Wednesday, August 05, 2009

In Phoenix, Here's to the Knights

For the 127th time, the Knights of Columbus are spending these early August days in Supreme Convention, this year in Phoenix.

Now boasting a record 1.8 million members worldwide, little escapes the grasp of the church's largest fraternal organization, whose efforts provide crucial manpower and funding for works ranging from parish socials to national initiatives supporting everything from priestly recruitment to an enhanced voice for the church's stances on family life and the protection of human dignity.

Mostly away from the spotlight, though, over the last year the Knights devoted some 69 million hours of service to church and community and donated $150 million to charity... and it's in tribute to the order's fidelity that its weeklong gathering invariably draws an A-list of hierarchs, led this time around by the Vatican's #3 official: the prefect of the Congregation for the Doctrine of the Faith, LA's own Cardinal William Levada.

Yet while the "Grand Inquisitor" took a lower profile turn, celebrating and preaching today's main Mass for the 2,000 delegates in attendance, the keynote at last night's marquee States Dinner -- given in 2007 by B16's personally-dispatched "Vice-Pope" -- came from the chief of the nation's bishops, the USCCB president Cardinal Francis George of Chicago (above), whose fulltext focused mostly on Caritas in Veritate, but included a notable commentary on the state of the Stateside church, including an announcement that the body of bishops "now want to explicitly address" their fold's "severely strained" bonds of unity:
Holding everyone and everything together in unity is another ways of saying Catholic. Unity with God is sanctity. Unity with believers in Christ is called ecclesial communion. Unity between husband and wife for the sake of their children is called family. Unity with fellow citizens who love a common homeland is called patriotism. Unity with those with whom we share similar values is called friendship.

A Catholic way of life is based on assent to revealed truth and obedience to appointed pastors, both of which create the unity Christ wishes us to enjoy. The Church’s unity today is severely strained, as we all know. Bishops and priests have sometimes been less than worthy of their calling, and lay groups have sometimes come together to create a Church in their image and likeness rather than Christ’s. Political interference and the hostility of some in the media and entertainment industries, the self-righteousness of some on both the right and the left, have created a dangerous situation, one the bishops now want to explicitly address. How to stitch up the Church where her unity is torn, how to use the authority given by Christ to the apostles without wounding the faithful who are already hurting is a project that begins with the bishops’ own submission to Christ and our own self-examination in the light of God’s word.
Suffice it to say, how the divide'll be addressed over the months to come bears watching. Close, close watching.

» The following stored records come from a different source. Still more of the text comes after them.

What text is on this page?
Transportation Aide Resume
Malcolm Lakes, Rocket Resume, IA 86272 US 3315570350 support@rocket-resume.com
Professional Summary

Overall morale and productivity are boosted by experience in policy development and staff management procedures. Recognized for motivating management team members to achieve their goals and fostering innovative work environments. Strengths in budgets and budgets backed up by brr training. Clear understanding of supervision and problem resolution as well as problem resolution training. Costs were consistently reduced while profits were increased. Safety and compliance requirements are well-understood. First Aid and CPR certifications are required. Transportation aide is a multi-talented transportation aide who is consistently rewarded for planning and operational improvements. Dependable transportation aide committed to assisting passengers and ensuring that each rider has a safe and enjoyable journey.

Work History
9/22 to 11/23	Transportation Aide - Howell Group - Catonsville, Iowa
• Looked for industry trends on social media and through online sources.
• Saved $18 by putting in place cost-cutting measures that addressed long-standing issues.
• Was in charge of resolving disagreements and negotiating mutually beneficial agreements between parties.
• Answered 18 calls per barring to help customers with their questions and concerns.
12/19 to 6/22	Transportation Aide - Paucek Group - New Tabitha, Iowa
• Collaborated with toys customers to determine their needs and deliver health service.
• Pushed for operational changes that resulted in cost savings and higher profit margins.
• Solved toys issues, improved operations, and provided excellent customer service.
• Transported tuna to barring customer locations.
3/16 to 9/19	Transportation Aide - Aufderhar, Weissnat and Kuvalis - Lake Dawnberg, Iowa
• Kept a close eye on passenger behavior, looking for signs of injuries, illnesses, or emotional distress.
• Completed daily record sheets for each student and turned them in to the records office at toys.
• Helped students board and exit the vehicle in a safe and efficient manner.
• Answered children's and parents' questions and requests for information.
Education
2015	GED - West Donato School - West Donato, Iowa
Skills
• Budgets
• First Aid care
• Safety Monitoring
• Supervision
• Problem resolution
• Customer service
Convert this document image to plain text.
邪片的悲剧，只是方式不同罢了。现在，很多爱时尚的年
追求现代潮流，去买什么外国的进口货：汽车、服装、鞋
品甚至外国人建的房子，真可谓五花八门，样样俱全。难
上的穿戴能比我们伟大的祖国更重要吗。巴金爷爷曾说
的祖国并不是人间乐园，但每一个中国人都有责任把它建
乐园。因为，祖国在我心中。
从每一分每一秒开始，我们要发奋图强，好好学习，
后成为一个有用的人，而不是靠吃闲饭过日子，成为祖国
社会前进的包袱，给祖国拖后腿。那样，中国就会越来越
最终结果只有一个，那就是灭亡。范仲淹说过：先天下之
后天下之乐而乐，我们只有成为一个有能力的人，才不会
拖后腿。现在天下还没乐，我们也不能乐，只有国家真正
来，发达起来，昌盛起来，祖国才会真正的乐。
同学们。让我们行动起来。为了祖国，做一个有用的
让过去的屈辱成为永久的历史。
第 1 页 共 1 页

In his homily today, meanwhile, Levada likewise touched on the current ecclesial situation on these shores, calling the Knights to engage with "all people of good will... to improve the lot of others":
All Christians are called to give over their lives to Christ, to allow Him to live through them. Let me conclude with a specific application of that truth to us as Catholics in America, and for us as Knights of Columbus in our beloved country. Our first reading offers us another image, not unlike that with which I began this homily:
I also saw the holy city, a new Jerusalem, coming down out of heaven from God, prepared as a bride adorned for her husband. I heard a loud voice from the throne saying, “Behold, God’s dwelling is with the human race.” (Rev 21:2-3)
The new Jerusalem does not rise up to heaven from the earth; that city is Babel, not Jerusalem. Rather it comes down from heaven to us. In some versions of the legend of Our Lady of the Snows, we are told that the snow fell in the exact outline of the church to built there. That may be a somewhat fanciful image, but I think it makes a good point. Although we sometimes sing about building the City of God, in fact our task is more modest: we do not build heaven on earth, we simply prepare the site to welcome the new Jerusalem which comes from God.

This is an important lesson for us Americans. Our nation has been blessed with many gifts and resources, and at times that abundance can blind people to our utter dependence on God, and the need to seek to do his will. We Knights of Columbus are dedicated to fostering both faith and patriotism in your members; and you experience the tensions when our religious ideals come into conflict with a society that is becoming increasingly secular. The Christ who lives in us is truly “a light of revelation to the Gentiles and glory for your people Israel”, but he is also “a sign that will be contradicted”. (Lk 2:32, 34) Like Mary, we too will be pierced by that sword of opposition if we are faithful to Christ. That is the cost of discipleship. As American Catholics, we can and we should work with all people of good will, regardless of their religious beliefs, to improve the lot of others. But we must also bear witness to our conviction that the American “city set on a hill”, no matter how remarkable its scientific accomplishments or technological advances, will always be a barren patch of earth without the life-giving refreshment of the word of God.
At the Convention's close, the Knights will host a Marian Congress dedicated to Our Lady of Guadalupe, its highlight a festival for the 18,000 expected to fill Sun Country's hockey arena.